2.) Use of standard hardware
So maybe not everyone is going to use GoodFET to extract data crossing a bus at a circuit board level. That’s OK, you can just use the standard interfaces that we’re all familiar with like USB. Using standard hardware is attractive from a financial perspective, but it also makes it easier to attack. What happens when I connect my laptop to the USB port on my smart meter or other device? I love this line from the Digital Munition blog “Eventually I simply took the device apart and mounted the USB drive that I found inside”.
3.) Use of standard operating system software
We’re seeing a lot of standard operating systems on these devices — not just your same old stripped-down, embedded types but more Linux and Windows-based devices. This means more general knowledge available and more utilities built right in. Again from the Digital Munition blog, “Adding a line to the passwd file was easy enough”. If that was easy enough, so will using standard utilities to map the network, then uploading some utilities of my own, and then turning the device into a proxy so I can take advantage of its connectivity and use my laptop to launch a full attack upstream.
4.) Little or no software-level security hardening
It’s a battle we’ve fought for a long time in the control system space – open by default configuration vs. secure by default. Unauthenticated remote firmware upload, default passwords, no attention to least privilege, and the list goes on. Combined with the other items in this list, it just makes things too easy for an attacker.
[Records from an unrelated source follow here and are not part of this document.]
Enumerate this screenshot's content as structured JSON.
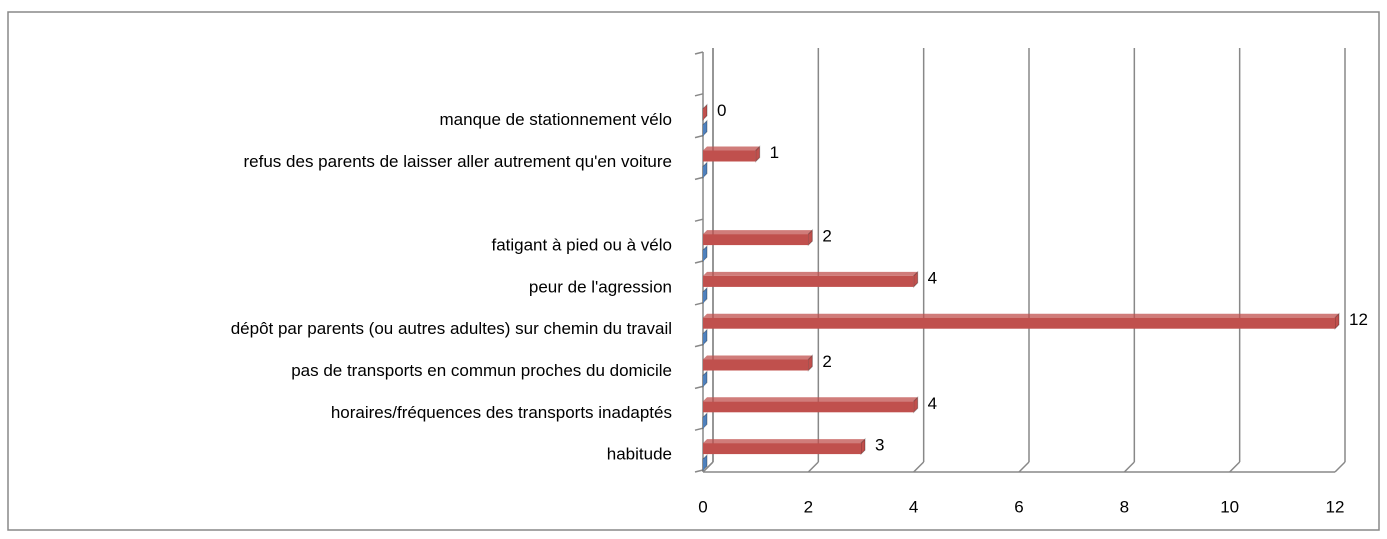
{
  "chart_data": {
    "type": "bar",
    "orientation": "horizontal",
    "categories": [
      "habitude",
      "horaires/fréquences des transports inadaptés",
      "pas de transports en commun proches du domicile",
      "dépôt par parents (ou autres adultes) sur chemin du travail",
      "peur de l'agression",
      "fatigant à pied ou à vélo",
      null,
      "refus des parents de laisser aller autrement qu'en voiture",
      "manque de stationnement vélo",
      null
    ],
    "series": [
      {
        "color": "#4f81bd",
        "values": [
          0,
          0,
          0,
          0,
          0,
          0,
          null,
          0,
          0,
          null
        ],
        "show_labels": false
      },
      {
        "color": "#c0504d",
        "values": [
          3,
          4,
          2,
          12,
          4,
          2,
          null,
          1,
          0,
          null
        ],
        "show_labels": true
      }
    ],
    "xlim": [
      0,
      12
    ],
    "xticks": [
      0,
      2,
      4,
      6,
      8,
      10,
      12
    ],
    "grid": true
  }
}
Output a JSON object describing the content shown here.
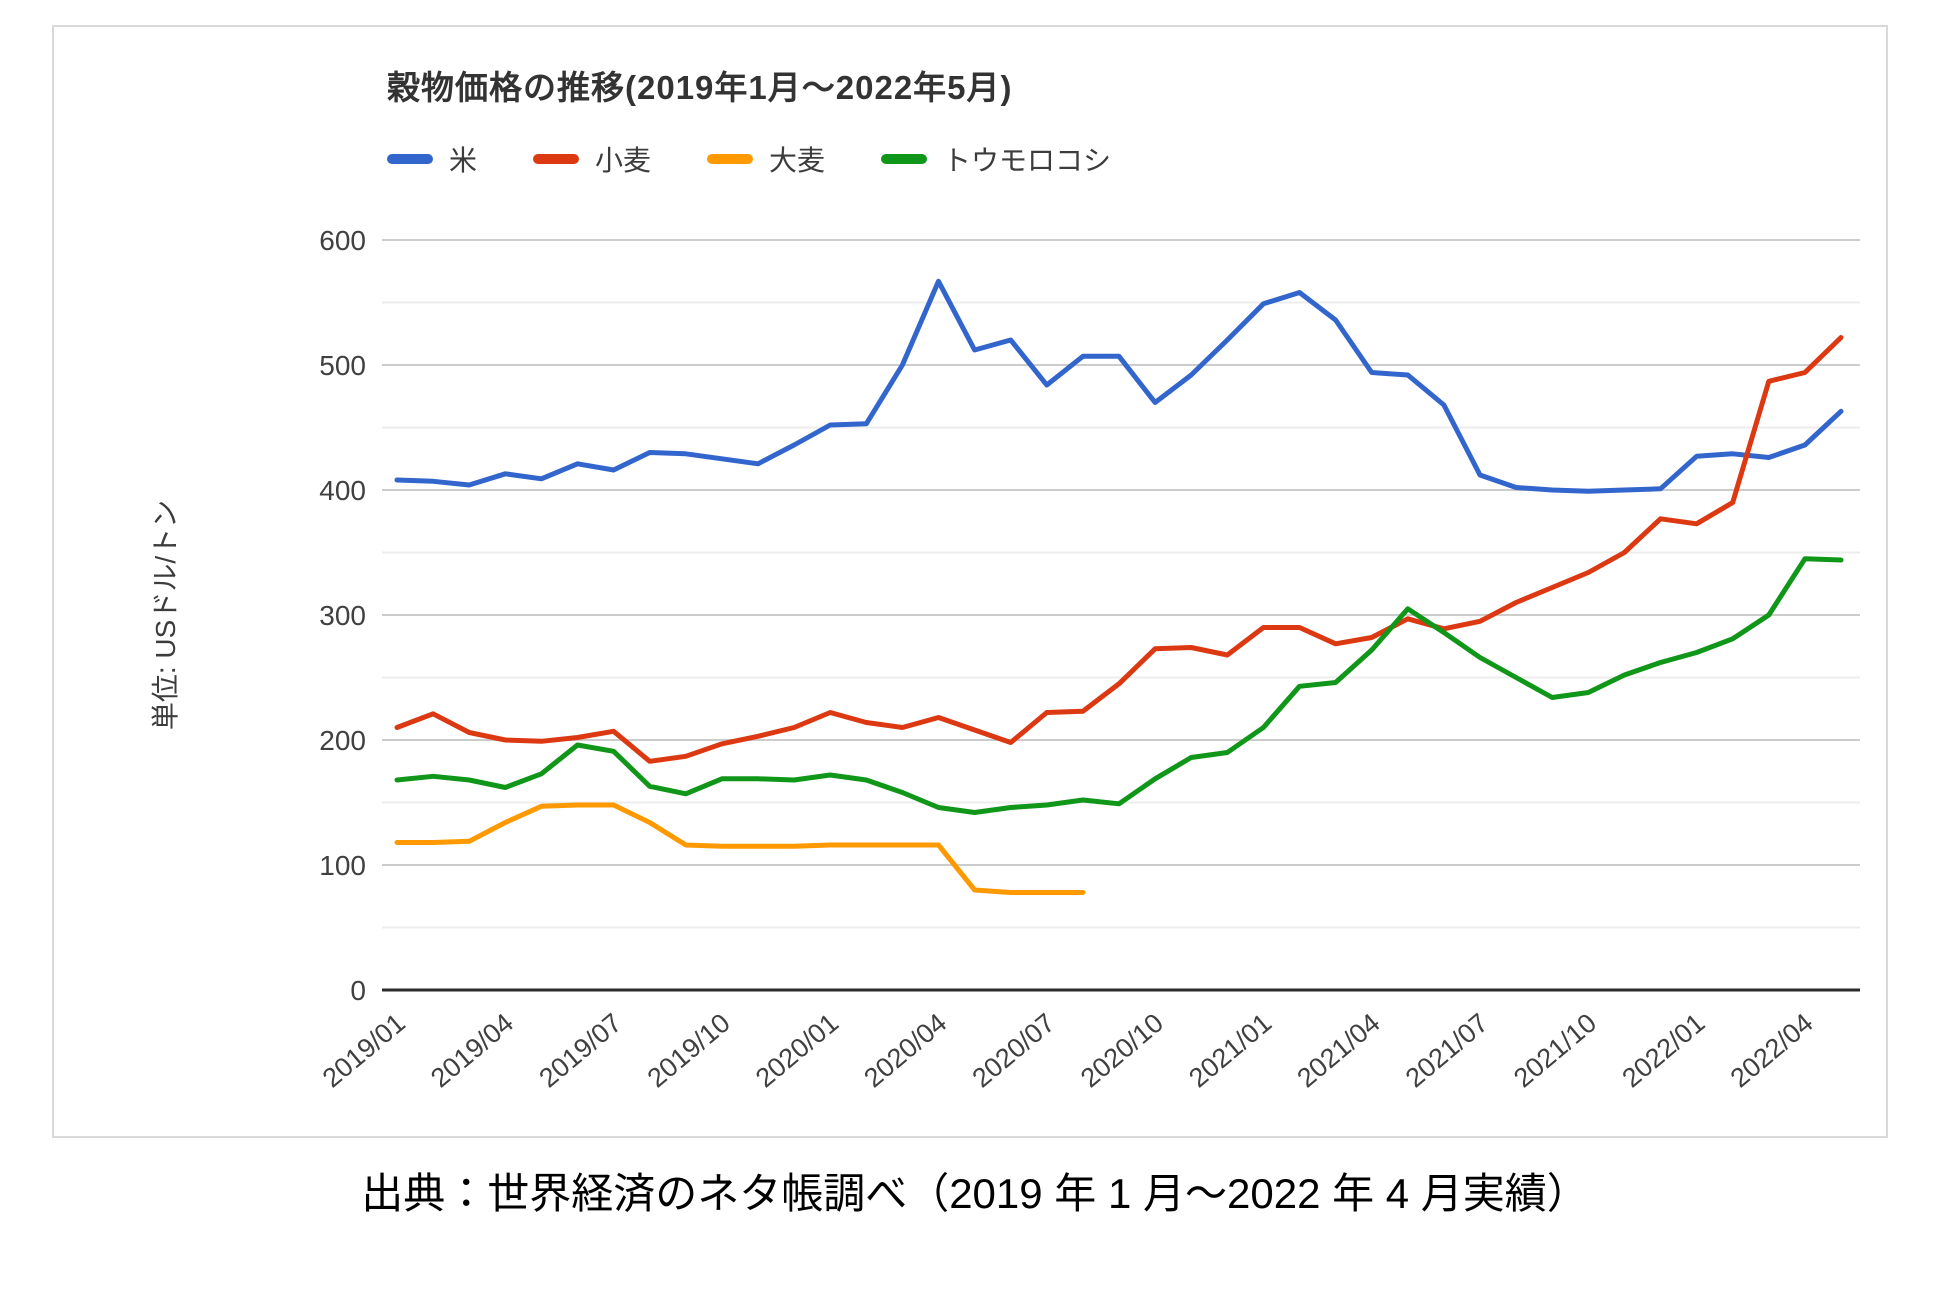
{
  "chart": {
    "title": "穀物価格の推移(2019年1月～2022年5月)",
    "y_axis_title": "単位: USドル/トン"
  },
  "caption": "出典：世界経済のネタ帳調べ（2019 年 1 月～2022 年 4 月実績）",
  "colors": {
    "rice": "#3366cc",
    "wheat": "#dc3912",
    "barley": "#ff9900",
    "corn": "#109618",
    "grid_major": "#cccccc",
    "grid_minor": "#ededed",
    "axis_baseline": "#2b2b2b",
    "axis_text": "#404040",
    "card_border": "#d9d9d9"
  },
  "chart_data": {
    "type": "line",
    "title": "穀物価格の推移(2019年1月～2022年5月)",
    "ylabel": "単位: USドル/トン",
    "ylim": [
      0,
      600
    ],
    "y_major_ticks": [
      0,
      100,
      200,
      300,
      400,
      500,
      600
    ],
    "y_minor_ticks": [
      50,
      150,
      250,
      350,
      450,
      550
    ],
    "grid": true,
    "legend_position": "top",
    "x_months": [
      "2019/01",
      "2019/02",
      "2019/03",
      "2019/04",
      "2019/05",
      "2019/06",
      "2019/07",
      "2019/08",
      "2019/09",
      "2019/10",
      "2019/11",
      "2019/12",
      "2020/01",
      "2020/02",
      "2020/03",
      "2020/04",
      "2020/05",
      "2020/06",
      "2020/07",
      "2020/08",
      "2020/09",
      "2020/10",
      "2020/11",
      "2020/12",
      "2021/01",
      "2021/02",
      "2021/03",
      "2021/04",
      "2021/05",
      "2021/06",
      "2021/07",
      "2021/08",
      "2021/09",
      "2021/10",
      "2021/11",
      "2021/12",
      "2022/01",
      "2022/02",
      "2022/03",
      "2022/04",
      "2022/05"
    ],
    "x_tick_indices": [
      0,
      3,
      6,
      9,
      12,
      15,
      18,
      21,
      24,
      27,
      30,
      33,
      36,
      39
    ],
    "x_tick_labels": [
      "2019/01",
      "2019/04",
      "2019/07",
      "2019/10",
      "2020/01",
      "2020/04",
      "2020/07",
      "2020/10",
      "2021/01",
      "2021/04",
      "2021/07",
      "2021/10",
      "2022/01",
      "2022/04"
    ],
    "series": [
      {
        "key": "rice",
        "name": "米",
        "color": "#3366cc",
        "values": [
          408,
          407,
          404,
          413,
          409,
          421,
          416,
          430,
          429,
          425,
          421,
          436,
          452,
          453,
          500,
          567,
          512,
          520,
          484,
          507,
          507,
          470,
          492,
          520,
          549,
          558,
          536,
          494,
          492,
          468,
          412,
          402,
          400,
          399,
          400,
          401,
          427,
          429,
          426,
          436,
          463
        ]
      },
      {
        "key": "wheat",
        "name": "小麦",
        "color": "#dc3912",
        "values": [
          210,
          221,
          206,
          200,
          199,
          202,
          207,
          183,
          187,
          197,
          203,
          210,
          222,
          214,
          210,
          218,
          208,
          198,
          222,
          223,
          245,
          273,
          274,
          268,
          290,
          290,
          277,
          282,
          297,
          289,
          295,
          310,
          322,
          334,
          350,
          377,
          373,
          390,
          487,
          494,
          522
        ]
      },
      {
        "key": "barley",
        "name": "大麦",
        "color": "#ff9900",
        "values": [
          118,
          118,
          119,
          134,
          147,
          148,
          148,
          134,
          116,
          115,
          115,
          115,
          116,
          116,
          116,
          116,
          80,
          78,
          78,
          78,
          null,
          null,
          null,
          null,
          null,
          null,
          null,
          null,
          null,
          null,
          null,
          null,
          null,
          null,
          null,
          null,
          null,
          null,
          null,
          null,
          null
        ]
      },
      {
        "key": "corn",
        "name": "トウモロコシ",
        "color": "#109618",
        "values": [
          168,
          171,
          168,
          162,
          173,
          196,
          191,
          163,
          157,
          169,
          169,
          168,
          172,
          168,
          158,
          146,
          142,
          146,
          148,
          152,
          149,
          169,
          186,
          190,
          210,
          243,
          246,
          272,
          305,
          286,
          266,
          250,
          234,
          238,
          252,
          262,
          270,
          281,
          300,
          345,
          344
        ]
      }
    ]
  }
}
So what does all this mean? It’s important to be aware of the risks involved with pushing out technology and connectivity to areas outside your physical control. It means you need to treat these distributed networks and devices as hostile like the Internet. That should at least translate into good firewall design and monitoring. Assuming they do it and do it well, look at the DMZ designs and IDS implementations your corporate IT uses for Internet services like online bill pay. Make sure you are using at least that level of diligence and building security requirements into these projects and the procurement process.